CORREIO: Você acha que nós já estamos ou iremos ficar reféns da inteligência artificial?
Lúcia Leão: Se a gente não conhecer vai ficar refém. E quem não conhecer vai perder o emprego para o ChatGPT. As pessoas que estão com medo de perder o emprego para essa tecnologia precisam ficar com medo mesmo, ou então conhecer e saber que, quem depende da criação de texto, precisa saber mais que a inteligência artificial. Tem de usar a inteligência artificial para lhe assistir diante de alguma dificuldade, mas é você quem vai editar o que diz. Porque ela fala muita coisa errada.
Pra você ter uma ideia, no começo do treinamento do ChatGPT – porque a linguagem é treinada por seres humanos – uma mãe perguntou para o Chat o que ela poderia fazer para melhorar o aleitamento materno, porque o leite dela era fraco e o bebê não pegava direito. O ChatGPT respondeu que era pra ela colocar porcelana no leite. Porcelana, ou seja, louça. Isso virou meme. E foi alvo de mudanças no treinamento da plataforma. Só que o problema é que o treinamento é feito por pessoas. Cerca de 90% do treinamento foi feito por africanos muito pobres, que ganhavam dois dólares por hora de trabalho. Então, eles que tinham que colocar o código que correspondia a uma bola, um código que correspondia a cor vermelha. Há bilhões de códigos e variações que foram treinados por seres humanos, e esses seres humanos colocaram dentro da linguagem preconceitos, vieses, discriminações de toda a ordem. Então, se você pedir pra gerar uma imagem de família, muito provavelmente vai gerar uma imagem de pai, mãe e filhos. Mas, esse não é o único modelo de família, há família de mãe com mãe e filhos; pai com pai e filhos; há famílias de muitas formas. Na medida em que você limita família em um modelo heteronormativo você está discriminando e excluindo todas as outras famílias. No meu livro mostro que pedi pra gerar imagens de aldeias indígenas da Amazônia e eles me deram palafitas da Tailândia. Você tem que estar muito esperto na hora de pedir as coisas.
CORREIO: Existem profissões que estão correndo o risco de perder o lugar para a IA?
Lúcia Leão: Provavelmente, sim. Acho que nas áreas de processos muito padronizados, como contabilidade ou pessoas que trabalhem com planilha de Excel. Você não precisa sabe Excel para ter uma tabela de um cálculo.

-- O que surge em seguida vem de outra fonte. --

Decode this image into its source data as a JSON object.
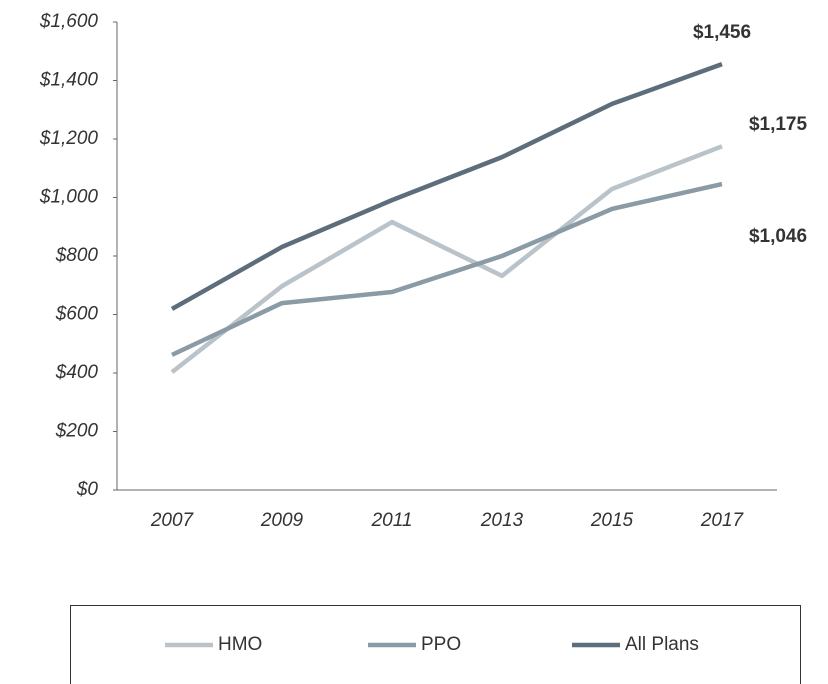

É só pedir, por exemplo, num sistema de vendas, que quer somar a coluna A com a coluna B, diminuir 10%, e que isso dure trinta dias. Faça esse pedido ao Chat. Então, aquela pessoa que fazia isso e ganhava dinheiro, via precisar encontrar um valor dentro daquela atividade, porque aquela tarefa rotineira e padronizada ela não vai mais precisar fazer, o Chat vai executar.
Áreas de call center também, provavelmente, vão diminuir muito. O processo de telemarketing será automatizado. Existem redes americanas de fast food que recebem parte de pedidos dos clientes por meio de inteligência artificial, causando demissões, é logico. Então, se o trabalhador não incorporar essa tecnologia no modo de fazer, sendo o senhor da coisa, estando à frente, ele não vai sobreviver no mercado de trabalho.